What are adaptive games?

Adapted sports are competitive or recreational sports or activities for individuals with disabilities or physical limitations. They often run parallel to traditional efforts, but are modified to support people's specific physical abilities.

Why is it essential to be energetic?

Not exercising usually enough increases the danger of heart disease, stroke, obesity, diabetes and cancer. It also affects mood. And individuals with disabilities are particularly vulnerable to the challenges of staying energetic, says Dr. Blewett. “Adaptive sports are a way for us to continue exercising regularly and advance our health and fitness.”

Research backs this up. According to a study, people participating in adaptive sports and activities report Better overall health, quality of life, and social life.

How are you able to study adaptive activity options near you?

You can find state and native sports programs and accessible activities through their web sites. National Center for Health, Physical Activity and Disability. And Challenged Athletes Foundation. “These programs can also help you find the mentors, coaches, and support systems you need to succeed,” says Dr. Blewett.

The form of sport or activity you select is dependent upon your interests and performance level, but there are various options available.

Build on strengths and consider recent activities.

Dr. Blewett shares other strategies that may assist you to transition into adaptive activities.

View your current workout form. “Almost any sport or activity can be adjusted to accommodate people with disabilities, so there's a good chance you can continue to do what you love,” says Dr. Blewett.

For example, as a part of her ongoing therapy, former Arizona representative Gabby Giffords, an avid cyclist who lives with a traumatic brain injury after an assassination attempt, now has paralysis on her right side and balance problems. is riding a motorcycle that's stopped because of (A recumbent bike is a three-wheeled bicycle that places the rider in a seated or reclining position.)

Other sports and activities might be modified in the identical way. For example, certain golf carts can assist you to get up and stabilize your body while swinging the club. Sledge hockey uses sledges to skate across the ice.

Focus in your strengths.
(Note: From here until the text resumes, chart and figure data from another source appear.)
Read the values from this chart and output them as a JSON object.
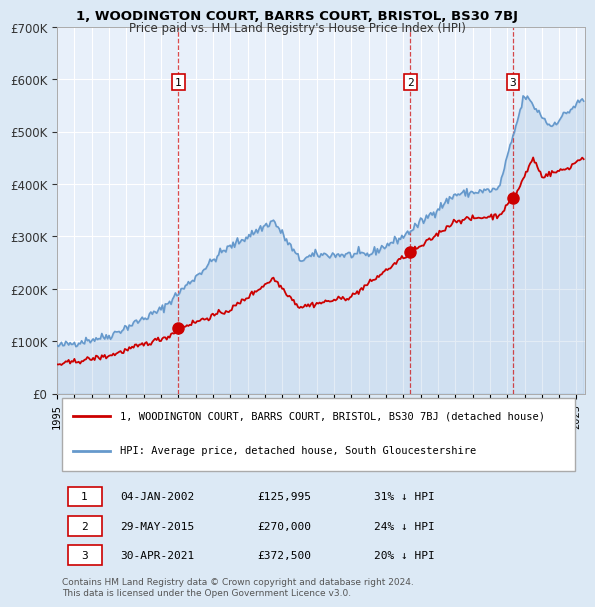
{
  "title": "1, WOODINGTON COURT, BARRS COURT, BRISTOL, BS30 7BJ",
  "subtitle": "Price paid vs. HM Land Registry's House Price Index (HPI)",
  "ylabel_ticks": [
    "£0",
    "£100K",
    "£200K",
    "£300K",
    "£400K",
    "£500K",
    "£600K",
    "£700K"
  ],
  "ylim": [
    0,
    700000
  ],
  "xlim_start": 1995.0,
  "xlim_end": 2025.5,
  "bg_color": "#dce9f5",
  "plot_bg": "#e8f0fa",
  "red_line_color": "#cc0000",
  "blue_line_color": "#6699cc",
  "sale_dates": [
    "2002-01-04",
    "2015-05-29",
    "2021-04-30"
  ],
  "sale_prices": [
    125995,
    270000,
    372500
  ],
  "sale_labels": [
    "1",
    "2",
    "3"
  ],
  "sale_label_info": [
    {
      "num": "1",
      "date": "04-JAN-2002",
      "price": "£125,995",
      "pct": "31%"
    },
    {
      "num": "2",
      "date": "29-MAY-2015",
      "price": "£270,000",
      "pct": "24%"
    },
    {
      "num": "3",
      "date": "30-APR-2021",
      "price": "£372,500",
      "pct": "20%"
    }
  ],
  "legend_red": "1, WOODINGTON COURT, BARRS COURT, BRISTOL, BS30 7BJ (detached house)",
  "legend_blue": "HPI: Average price, detached house, South Gloucestershire",
  "footer": "Contains HM Land Registry data © Crown copyright and database right 2024.\nThis data is licensed under the Open Government Licence v3.0."
}
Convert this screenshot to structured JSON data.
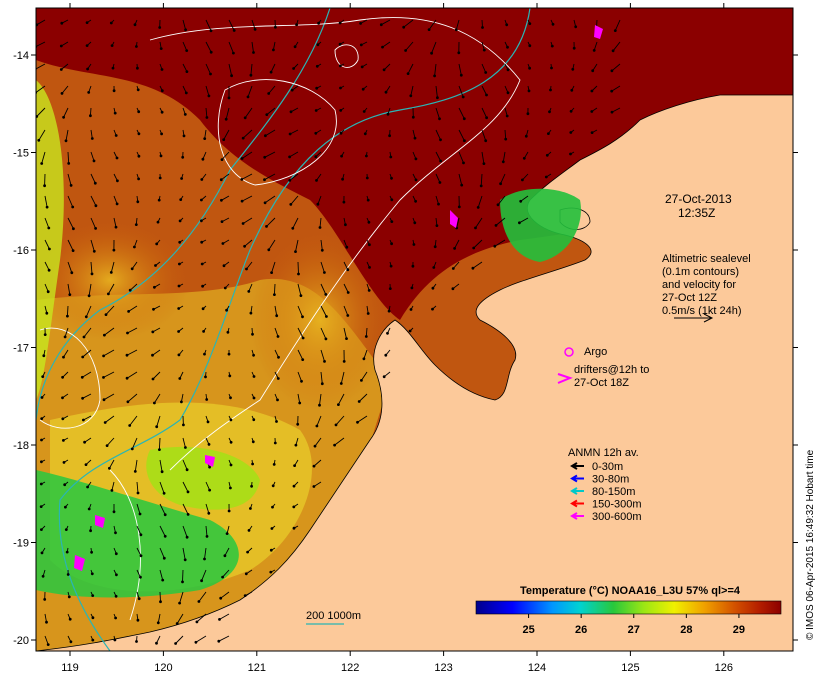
{
  "map": {
    "x_ticks": [
      "119",
      "120",
      "121",
      "122",
      "123",
      "124",
      "125",
      "126"
    ],
    "y_ticks": [
      "-14",
      "-15",
      "-16",
      "-17",
      "-18",
      "-19",
      "-20"
    ],
    "colors": {
      "land": "#fcc99a",
      "sst_high": "#8b0000",
      "sst_mid": "#c85a08",
      "sst_low": "#d9a21a",
      "cool_green": "#22c03c",
      "isobath_line": "#2ab5b5",
      "sealevel_contour": "#ffffff"
    }
  },
  "annotations": {
    "date_line1": "27-Oct-2013",
    "date_line2": "12:35Z",
    "altimetric": [
      "Altimetric sealevel",
      "(0.1m contours)",
      "and velocity for",
      "27-Oct 12Z",
      "0.5m/s (1kt 24h)"
    ],
    "argo_label": "Argo",
    "drifters_line1": "drifters@12h to",
    "drifters_line2": "27-Oct 18Z",
    "anmn_title": "ANMN 12h av.",
    "anmn_items": [
      {
        "label": "0-30m",
        "color": "#000000"
      },
      {
        "label": "30-80m",
        "color": "#0000ff"
      },
      {
        "label": "80-150m",
        "color": "#00c8c8"
      },
      {
        "label": "150-300m",
        "color": "#ff0000"
      },
      {
        "label": "300-600m",
        "color": "#ff00ff"
      }
    ],
    "isobath_label": "200  1000m",
    "credit": "© IMOS 06-Apr-2015 16:49:32 Hobart time"
  },
  "colorbar": {
    "title": "Temperature (°C) NOAA16_L3U 57% ql>=4",
    "ticks": [
      "25",
      "26",
      "27",
      "28",
      "29"
    ],
    "range": [
      24,
      29.8
    ]
  }
}
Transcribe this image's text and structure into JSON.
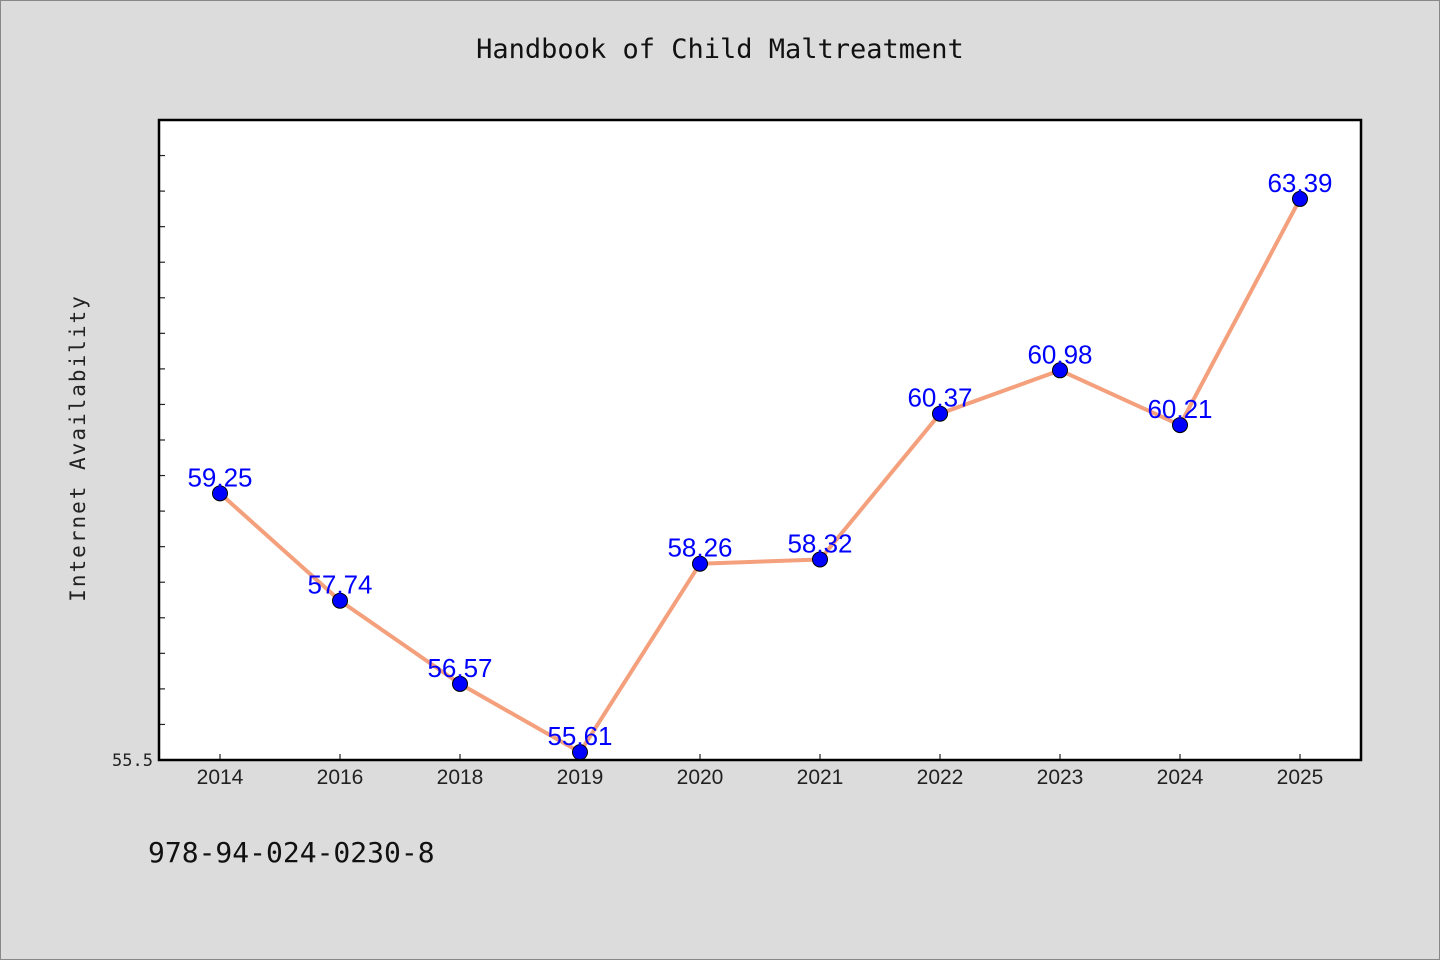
{
  "chart_data": {
    "type": "line",
    "title": "Handbook of Child Maltreatment",
    "xlabel": "",
    "ylabel": "Internet Availability",
    "categories": [
      "2014",
      "2016",
      "2018",
      "2019",
      "2020",
      "2021",
      "2022",
      "2023",
      "2024",
      "2025"
    ],
    "series": [
      {
        "values": [
          59.25,
          57.74,
          56.57,
          55.61,
          58.26,
          58.32,
          60.37,
          60.98,
          60.21,
          63.39
        ]
      }
    ],
    "ylim": [
      55.5,
      64.5
    ],
    "ytick_labels": [
      "55.5"
    ],
    "grid": false,
    "line_color": "#f4a07c",
    "marker_color": "#0000ff",
    "label_color": "#0000ff"
  },
  "footer": {
    "isbn": "978-94-024-0230-8"
  }
}
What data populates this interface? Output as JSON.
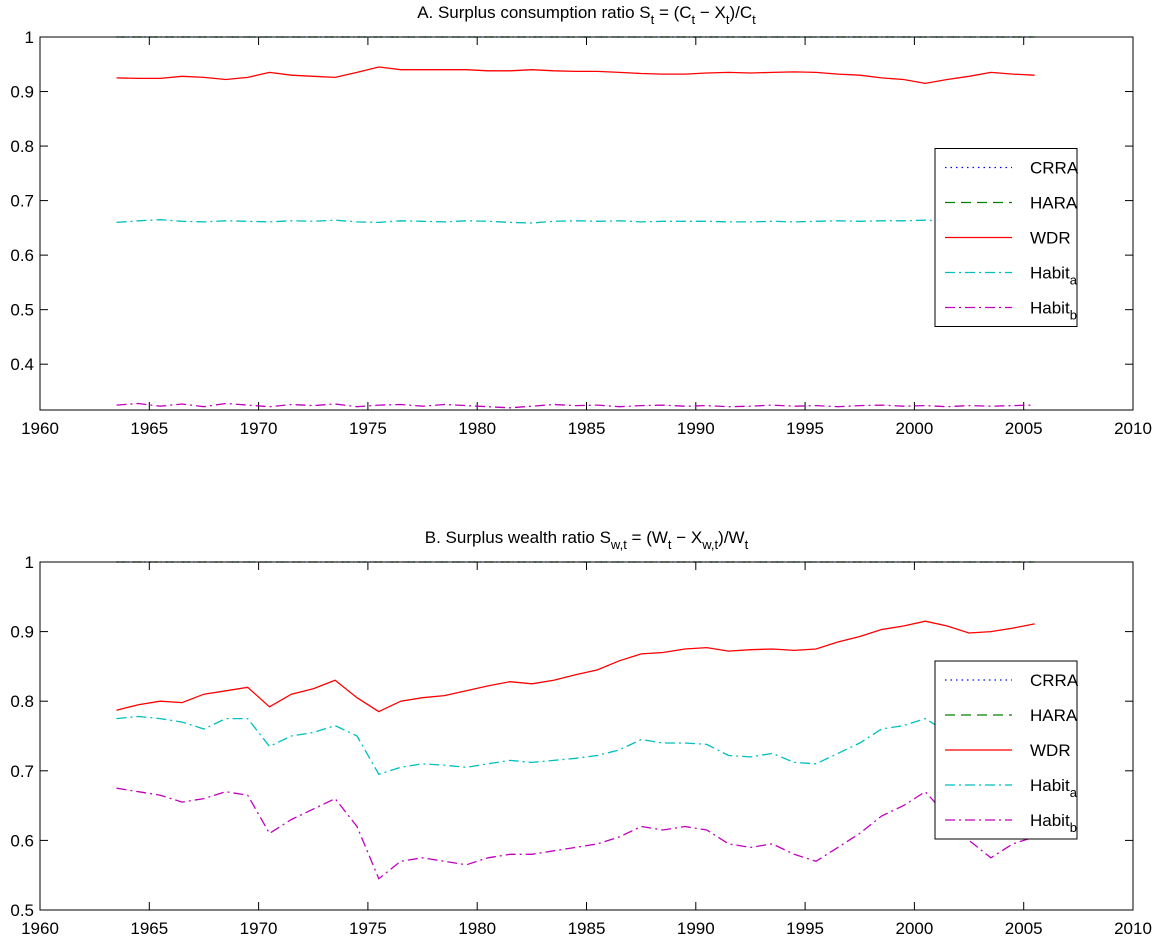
{
  "chart_data": [
    {
      "type": "line",
      "title": [
        "A. Surplus consumption ratio S",
        "t",
        " = (C",
        "t",
        " − X",
        "t",
        ")/C",
        "t"
      ],
      "x": [
        1963.5,
        1964.5,
        1965.5,
        1966.5,
        1967.5,
        1968.5,
        1969.5,
        1970.5,
        1971.5,
        1972.5,
        1973.5,
        1974.5,
        1975.5,
        1976.5,
        1977.5,
        1978.5,
        1979.5,
        1980.5,
        1981.5,
        1982.5,
        1983.5,
        1984.5,
        1985.5,
        1986.5,
        1987.5,
        1988.5,
        1989.5,
        1990.5,
        1991.5,
        1992.5,
        1993.5,
        1994.5,
        1995.5,
        1996.5,
        1997.5,
        1998.5,
        1999.5,
        2000.5,
        2001.5,
        2002.5,
        2003.5,
        2004.5,
        2005.5
      ],
      "xlim": [
        1960,
        2010
      ],
      "xticks": [
        1960,
        1965,
        1970,
        1975,
        1980,
        1985,
        1990,
        1995,
        2000,
        2005,
        2010
      ],
      "ylim": [
        0.316,
        1
      ],
      "yticks": [
        0.4,
        0.5,
        0.6,
        0.7,
        0.8,
        0.9,
        1
      ],
      "legend": "east",
      "series": [
        {
          "name": "CRRA",
          "color": "#0000ff",
          "style": "dotted",
          "values": [
            1,
            1,
            1,
            1,
            1,
            1,
            1,
            1,
            1,
            1,
            1,
            1,
            1,
            1,
            1,
            1,
            1,
            1,
            1,
            1,
            1,
            1,
            1,
            1,
            1,
            1,
            1,
            1,
            1,
            1,
            1,
            1,
            1,
            1,
            1,
            1,
            1,
            1,
            1,
            1,
            1,
            1,
            1
          ]
        },
        {
          "name": "HARA",
          "color": "#008000",
          "style": "dashed",
          "values": [
            1,
            1,
            1,
            1,
            1,
            1,
            1,
            1,
            1,
            1,
            1,
            1,
            1,
            1,
            1,
            1,
            1,
            1,
            1,
            1,
            1,
            1,
            1,
            1,
            1,
            1,
            1,
            1,
            1,
            1,
            1,
            1,
            1,
            1,
            1,
            1,
            1,
            1,
            1,
            1,
            1,
            1,
            1
          ]
        },
        {
          "name": "WDR",
          "color": "#ff0000",
          "style": "solid",
          "values": [
            0.925,
            0.924,
            0.924,
            0.928,
            0.926,
            0.922,
            0.926,
            0.935,
            0.93,
            0.928,
            0.926,
            0.935,
            0.945,
            0.94,
            0.94,
            0.94,
            0.94,
            0.938,
            0.938,
            0.94,
            0.938,
            0.937,
            0.937,
            0.935,
            0.933,
            0.932,
            0.932,
            0.934,
            0.935,
            0.934,
            0.935,
            0.936,
            0.935,
            0.932,
            0.93,
            0.925,
            0.922,
            0.915,
            0.922,
            0.928,
            0.935,
            0.932,
            0.93
          ]
        },
        {
          "name": [
            "Habit",
            "a"
          ],
          "color": "#00bfbf",
          "style": "dashdot",
          "values": [
            0.66,
            0.663,
            0.665,
            0.662,
            0.661,
            0.663,
            0.662,
            0.661,
            0.663,
            0.662,
            0.664,
            0.661,
            0.66,
            0.663,
            0.662,
            0.661,
            0.663,
            0.662,
            0.66,
            0.659,
            0.662,
            0.663,
            0.662,
            0.663,
            0.661,
            0.662,
            0.662,
            0.662,
            0.661,
            0.661,
            0.662,
            0.661,
            0.662,
            0.663,
            0.662,
            0.663,
            0.663,
            0.664,
            0.662,
            0.662,
            0.663,
            0.662,
            0.662
          ]
        },
        {
          "name": [
            "Habit",
            "b"
          ],
          "color": "#bf00bf",
          "style": "dashdot",
          "values": [
            0.325,
            0.328,
            0.323,
            0.327,
            0.322,
            0.328,
            0.325,
            0.322,
            0.326,
            0.324,
            0.327,
            0.322,
            0.325,
            0.326,
            0.323,
            0.326,
            0.324,
            0.322,
            0.32,
            0.323,
            0.326,
            0.324,
            0.325,
            0.322,
            0.324,
            0.325,
            0.323,
            0.324,
            0.322,
            0.323,
            0.325,
            0.323,
            0.324,
            0.322,
            0.324,
            0.325,
            0.323,
            0.324,
            0.322,
            0.324,
            0.323,
            0.324,
            0.325
          ]
        }
      ]
    },
    {
      "type": "line",
      "title": [
        "B. Surplus wealth ratio S",
        "w,t",
        " = (W",
        "t",
        " − X",
        "w,t",
        ")/W",
        "t"
      ],
      "x": [
        1963.5,
        1964.5,
        1965.5,
        1966.5,
        1967.5,
        1968.5,
        1969.5,
        1970.5,
        1971.5,
        1972.5,
        1973.5,
        1974.5,
        1975.5,
        1976.5,
        1977.5,
        1978.5,
        1979.5,
        1980.5,
        1981.5,
        1982.5,
        1983.5,
        1984.5,
        1985.5,
        1986.5,
        1987.5,
        1988.5,
        1989.5,
        1990.5,
        1991.5,
        1992.5,
        1993.5,
        1994.5,
        1995.5,
        1996.5,
        1997.5,
        1998.5,
        1999.5,
        2000.5,
        2001.5,
        2002.5,
        2003.5,
        2004.5,
        2005.5
      ],
      "xlim": [
        1960,
        2010
      ],
      "xticks": [
        1960,
        1965,
        1970,
        1975,
        1980,
        1985,
        1990,
        1995,
        2000,
        2005,
        2010
      ],
      "ylim": [
        0.5,
        1
      ],
      "yticks": [
        0.5,
        0.6,
        0.7,
        0.8,
        0.9,
        1
      ],
      "legend": "east",
      "series": [
        {
          "name": "CRRA",
          "color": "#0000ff",
          "style": "dotted",
          "values": [
            1,
            1,
            1,
            1,
            1,
            1,
            1,
            1,
            1,
            1,
            1,
            1,
            1,
            1,
            1,
            1,
            1,
            1,
            1,
            1,
            1,
            1,
            1,
            1,
            1,
            1,
            1,
            1,
            1,
            1,
            1,
            1,
            1,
            1,
            1,
            1,
            1,
            1,
            1,
            1,
            1,
            1,
            1
          ]
        },
        {
          "name": "HARA",
          "color": "#008000",
          "style": "dashed",
          "values": [
            1,
            1,
            1,
            1,
            1,
            1,
            1,
            1,
            1,
            1,
            1,
            1,
            1,
            1,
            1,
            1,
            1,
            1,
            1,
            1,
            1,
            1,
            1,
            1,
            1,
            1,
            1,
            1,
            1,
            1,
            1,
            1,
            1,
            1,
            1,
            1,
            1,
            1,
            1,
            1,
            1,
            1,
            1
          ]
        },
        {
          "name": "WDR",
          "color": "#ff0000",
          "style": "solid",
          "values": [
            0.787,
            0.795,
            0.8,
            0.798,
            0.81,
            0.815,
            0.82,
            0.792,
            0.81,
            0.818,
            0.83,
            0.805,
            0.785,
            0.8,
            0.805,
            0.808,
            0.815,
            0.822,
            0.828,
            0.825,
            0.83,
            0.838,
            0.845,
            0.858,
            0.868,
            0.87,
            0.875,
            0.877,
            0.872,
            0.874,
            0.875,
            0.873,
            0.875,
            0.885,
            0.893,
            0.903,
            0.908,
            0.915,
            0.908,
            0.898,
            0.9,
            0.905,
            0.911
          ]
        },
        {
          "name": [
            "Habit",
            "a"
          ],
          "color": "#00bfbf",
          "style": "dashdot",
          "values": [
            0.775,
            0.778,
            0.775,
            0.77,
            0.76,
            0.775,
            0.775,
            0.735,
            0.75,
            0.755,
            0.765,
            0.75,
            0.695,
            0.705,
            0.71,
            0.708,
            0.705,
            0.71,
            0.715,
            0.712,
            0.715,
            0.718,
            0.722,
            0.73,
            0.745,
            0.74,
            0.74,
            0.738,
            0.722,
            0.72,
            0.725,
            0.712,
            0.71,
            0.725,
            0.74,
            0.76,
            0.765,
            0.775,
            0.755,
            0.73,
            0.74,
            0.735,
            0.74
          ]
        },
        {
          "name": [
            "Habit",
            "b"
          ],
          "color": "#bf00bf",
          "style": "dashdot",
          "values": [
            0.675,
            0.67,
            0.665,
            0.655,
            0.66,
            0.67,
            0.665,
            0.61,
            0.63,
            0.645,
            0.66,
            0.62,
            0.545,
            0.57,
            0.575,
            0.57,
            0.565,
            0.575,
            0.58,
            0.58,
            0.585,
            0.59,
            0.595,
            0.605,
            0.62,
            0.615,
            0.62,
            0.615,
            0.595,
            0.59,
            0.595,
            0.58,
            0.57,
            0.59,
            0.61,
            0.635,
            0.65,
            0.67,
            0.635,
            0.6,
            0.575,
            0.595,
            0.605
          ]
        }
      ]
    }
  ]
}
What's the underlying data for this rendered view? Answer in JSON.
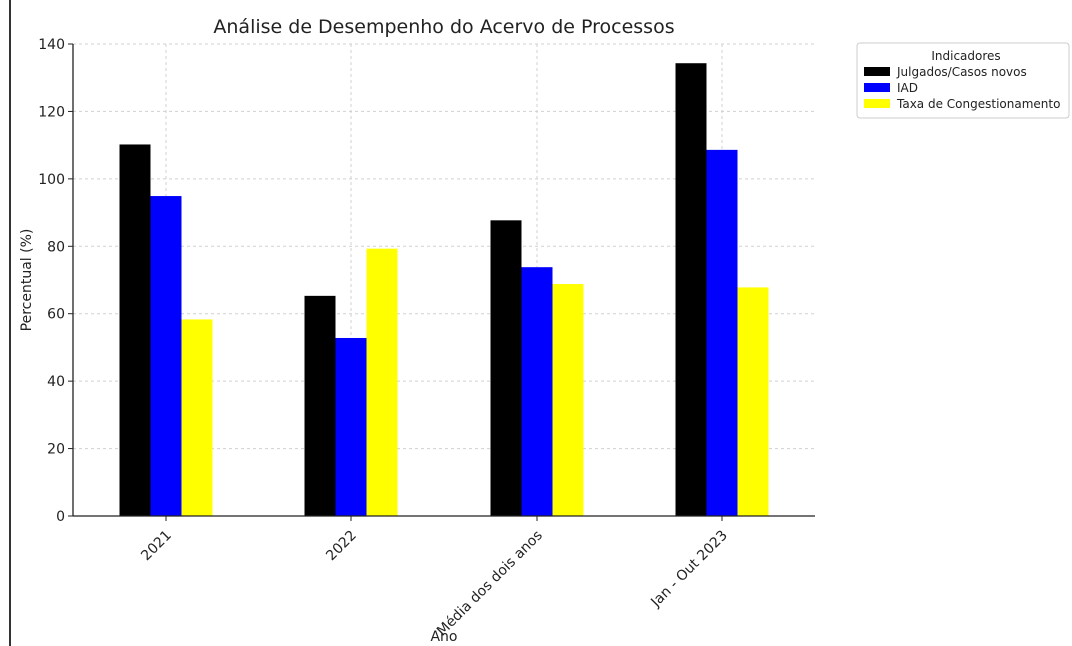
{
  "chart_data": {
    "type": "bar",
    "title": "Análise de Desempenho do Acervo de Processos",
    "xlabel": "Ano",
    "ylabel": "Percentual (%)",
    "ylim": [
      0,
      140
    ],
    "yticks": [
      0,
      20,
      40,
      60,
      80,
      100,
      120,
      140
    ],
    "grid": true,
    "legend_placement": "outside-top-right",
    "legend_title": "Indicadores",
    "categories": [
      "2021",
      "2022",
      "Média dos dois anos",
      "Jan - Out 2023"
    ],
    "series": [
      {
        "name": "Julgados/Casos novos",
        "color": "#000000",
        "values": [
          110.2,
          65.3,
          87.7,
          134.3
        ]
      },
      {
        "name": "IAD",
        "color": "#0000ff",
        "values": [
          94.9,
          52.8,
          73.8,
          108.6
        ]
      },
      {
        "name": "Taxa de Congestionamento",
        "color": "#ffff00",
        "values": [
          58.3,
          79.3,
          68.8,
          67.8
        ]
      }
    ]
  }
}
Don't deal with what you'll be able to't do, deal with what you'll be able to do. Walking is not any longer an option? How about power walking using walking poles for support? Can't use your legs? Focus on upper body activities like swimming or kayaking. Low vision? Guides can be found to assist you to walk, run and cycle.

Join a team. Many adaptive sports have organized team leagues with adjusted rules and formats, akin to wheelchair basketball and tennis, and “beep” baseball and kickball for the visually impaired. “It's a great way to raise awareness of your new endeavor and build a community with other peers with similar disabilities,” says Dr. Blewett. “Plus, a little competition provides extra motivation.”

Try something recent. Use your recent energetic status as a chance to try a distinct sport or activity. “Test the waters and try something you've always been interested in,” says Dr. Blewett. “Now may be a great time to go water skiing, windsurfing, horseback riding, or rock wall climbing.”

Adapting to adaptive sports and activities might be mentally and emotionally difficult, as it may well feel like your disability is exacerbated. But don't let that discourage you, says Dr. Blewett. “Committing to being active and investing in your health can help reduce and eliminate any negative stigma you may feel. Participating in adaptive sports is not less of a way of life, but There is a way to live a better life.”